Bagikan:

JAKARTA - PON XXI Aceh-Sumatera Utara 2024 menuai sorotan. Sejumlah masalah muncul, mulai dari konsumsi yang tak sesuai, venue yang belum rampung, hingga kegagalan antisipasi cuaca ekstrem.

Kondisi itu kian mempertegas bahwa pergelaran PON yang menjadi tanggung jawab daerah tuan rumah bersama KONI Pusat masih melahirkan cela.

"PON 2024 ada ada 65 cabor olaharaga resmi, dan 11 ekshibisi. Total ada 76 cabor, berarti ada 76 venue. Bukan saya membela diri, jika ada satu sampai lima venue memang tidak sempurna, harap maklum."

"Namun, kami tanggung jawab dan tindak tegas agar venue rampung dan bisa gunakan," ujar Menteri Pemuda dan Olahraga, Dito Ariotedjo, beberapa waktu lalu dalam rapat dengan Komisi X DPR RI.

Tak heran, Menpora meminta ada evaluasi komprehensif terkait perhelatan PON agar bisa dipertanggungjawabkan.

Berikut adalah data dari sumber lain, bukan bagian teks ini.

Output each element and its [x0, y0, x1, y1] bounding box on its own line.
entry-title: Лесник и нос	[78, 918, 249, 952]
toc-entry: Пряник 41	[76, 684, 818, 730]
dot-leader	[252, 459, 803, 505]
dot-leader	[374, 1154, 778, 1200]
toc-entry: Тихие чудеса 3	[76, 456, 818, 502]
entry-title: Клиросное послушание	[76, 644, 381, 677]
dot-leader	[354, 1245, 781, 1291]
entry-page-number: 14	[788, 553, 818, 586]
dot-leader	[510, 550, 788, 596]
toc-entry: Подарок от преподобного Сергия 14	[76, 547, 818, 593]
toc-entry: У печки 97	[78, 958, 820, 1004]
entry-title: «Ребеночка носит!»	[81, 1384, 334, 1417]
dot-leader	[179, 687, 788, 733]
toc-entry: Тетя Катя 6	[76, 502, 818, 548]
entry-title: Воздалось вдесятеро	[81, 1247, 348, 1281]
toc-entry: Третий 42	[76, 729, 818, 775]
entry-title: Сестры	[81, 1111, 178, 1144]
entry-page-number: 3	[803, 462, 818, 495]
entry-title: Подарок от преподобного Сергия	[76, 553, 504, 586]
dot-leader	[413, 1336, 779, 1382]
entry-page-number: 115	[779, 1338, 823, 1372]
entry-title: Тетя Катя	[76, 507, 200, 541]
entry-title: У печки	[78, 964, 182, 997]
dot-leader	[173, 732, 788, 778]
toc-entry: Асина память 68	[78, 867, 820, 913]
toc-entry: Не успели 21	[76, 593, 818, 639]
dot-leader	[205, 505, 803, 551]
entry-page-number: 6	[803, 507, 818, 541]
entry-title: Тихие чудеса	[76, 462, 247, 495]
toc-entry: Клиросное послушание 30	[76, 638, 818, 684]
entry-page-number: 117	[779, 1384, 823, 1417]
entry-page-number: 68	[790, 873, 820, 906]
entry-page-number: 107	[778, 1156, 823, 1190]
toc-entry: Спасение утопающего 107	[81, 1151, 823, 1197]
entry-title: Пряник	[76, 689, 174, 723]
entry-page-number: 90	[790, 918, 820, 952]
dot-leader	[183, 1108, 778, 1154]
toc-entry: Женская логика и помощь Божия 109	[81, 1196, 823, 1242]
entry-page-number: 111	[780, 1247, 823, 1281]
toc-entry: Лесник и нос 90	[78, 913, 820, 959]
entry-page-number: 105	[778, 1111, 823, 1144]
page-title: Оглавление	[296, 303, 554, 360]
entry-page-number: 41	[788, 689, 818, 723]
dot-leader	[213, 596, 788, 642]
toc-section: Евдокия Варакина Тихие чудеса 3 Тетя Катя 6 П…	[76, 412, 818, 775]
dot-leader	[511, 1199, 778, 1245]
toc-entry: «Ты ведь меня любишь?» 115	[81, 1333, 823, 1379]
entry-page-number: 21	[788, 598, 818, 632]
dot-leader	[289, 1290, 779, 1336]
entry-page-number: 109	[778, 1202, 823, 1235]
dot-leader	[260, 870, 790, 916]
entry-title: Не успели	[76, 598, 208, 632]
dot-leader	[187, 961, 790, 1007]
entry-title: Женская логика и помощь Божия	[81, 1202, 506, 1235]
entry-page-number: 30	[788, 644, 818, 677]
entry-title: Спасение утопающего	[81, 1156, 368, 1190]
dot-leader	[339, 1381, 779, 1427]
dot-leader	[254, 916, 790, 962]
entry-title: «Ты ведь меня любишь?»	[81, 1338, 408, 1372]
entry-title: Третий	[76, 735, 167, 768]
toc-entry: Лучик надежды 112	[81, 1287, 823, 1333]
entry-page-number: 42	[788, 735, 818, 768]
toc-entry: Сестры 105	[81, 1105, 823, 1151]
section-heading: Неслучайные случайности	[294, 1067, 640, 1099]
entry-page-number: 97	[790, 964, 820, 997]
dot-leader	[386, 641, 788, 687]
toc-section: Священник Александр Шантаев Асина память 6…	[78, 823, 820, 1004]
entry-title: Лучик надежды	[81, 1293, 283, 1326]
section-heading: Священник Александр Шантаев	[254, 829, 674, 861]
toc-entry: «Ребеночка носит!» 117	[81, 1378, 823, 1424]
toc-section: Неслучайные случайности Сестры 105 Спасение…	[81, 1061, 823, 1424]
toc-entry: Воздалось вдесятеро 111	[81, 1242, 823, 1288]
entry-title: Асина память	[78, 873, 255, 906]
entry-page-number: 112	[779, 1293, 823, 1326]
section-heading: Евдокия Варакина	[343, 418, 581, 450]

Selama ini, Pemerintah Pusat dalam hal ini Kemenpora kesulitan terlibat mengingat porsi kewenangan berada di tangan KONI Pusat dan PB PON. Alhasil, segala bentuk intervensi ketika terjadi kendala di PON tak bisa langsung dilakukan.

Masalahnya, KONI Pusat dan Pemerintah Daerah yang ditunjuk tuan rumah (PB PON) kerap abai dalam memastikan penyelenggaraan PON berjalan baik dan lancar.

Pada PON 2024 ini misalnya, isu korupsi sudah mencuat, bahkan sebelum pembukaan resmi.

Konsumsi basi, makanan yang tidak sesuai standar, venue yang belum siap, hingga rencana cadangan mengatasi faktor alam menjadi pemicu isu tersebut.

Karena itu, Menpora ingin penyelenggaraan PON ke depan punya porsi kewenangan yang lebih jelas agar masalah-masalah bisa diminimalisasi.

"Kami berharap terkait PON harus ada evaluasi yang komprehensif. PON diatur Undang-Undang. Saya rasa harus secara saksama membahas ke depan agar porsi lebih pasti dan kewenangan lebih bisa dipertanggungjawabkan."

"Contoh kecil, pada penentuan tuan rumah, Pemerintah Pusat tidak terlibat. Itu proses internal KONI Pusat. Ini menjadi kenyataan pahit memang. Saya tidak ingin ke depan PON menjadi suatu hal tidak produktif," kata Menpora.

Selain soal penyelenggaraan, selama ini venue-venue yang digunakan PON banyak terbengkalai selepas perhelatan.

Artinya, Pemerintah Daerah pun abai dalam menjamin aset PON. PON cuma ibarat gengsi daerah dan proyek besar pembangunan venue olahraga dengan uang negara.

Masalah itu juga menjadi perhatian Menpora yang menginginkan keberlanjutan terhadap venue PON.

"Bisa dilihat ke belakang, berapa venue PON yang bisa dimanfaatkan dengan baik. Kalimantan Timur dan Riau sangat menyedihkan.

"Jakabaring (Sumatera Selatan) masih bertahan, tapi Pemerintah Sumsel sering curhat ke kami."

"Jawa Barat termasuk kategori lumayan aman, tapi tidak semuanya. Nah, Papua juga ke depan harus ada tindakan konkret memastikan keberlangsungan venue PON di sana," tutur Dito Ariotedjo.

Memberikan porsi kewenangan kepada Pemerintah Pusat, menurut Menpora, bisa menjadi solusi masalah PON yang selama ini dalam pembiaran.

"Semoga PON ke depan lebih baik. Untuk tuan rumah selanjutnya lebih baik. Kami akan pastikan proyeksi keberlanjutnannya."

"Jika tidak potensi keberlanjutannya, terima fakta pindah lokasi tuan rumah atau kurangi cabor."

"Itu kewenangan yang tidak kami miliki. Jadi, harus duduk bersama, Pemerintah, KONI, dan legislatif bicara seperti apa ke depan. Jangan sampai setiap perhelatan PON jadi malapetaka di kemudian hari," ujar Dito Ariotedjo.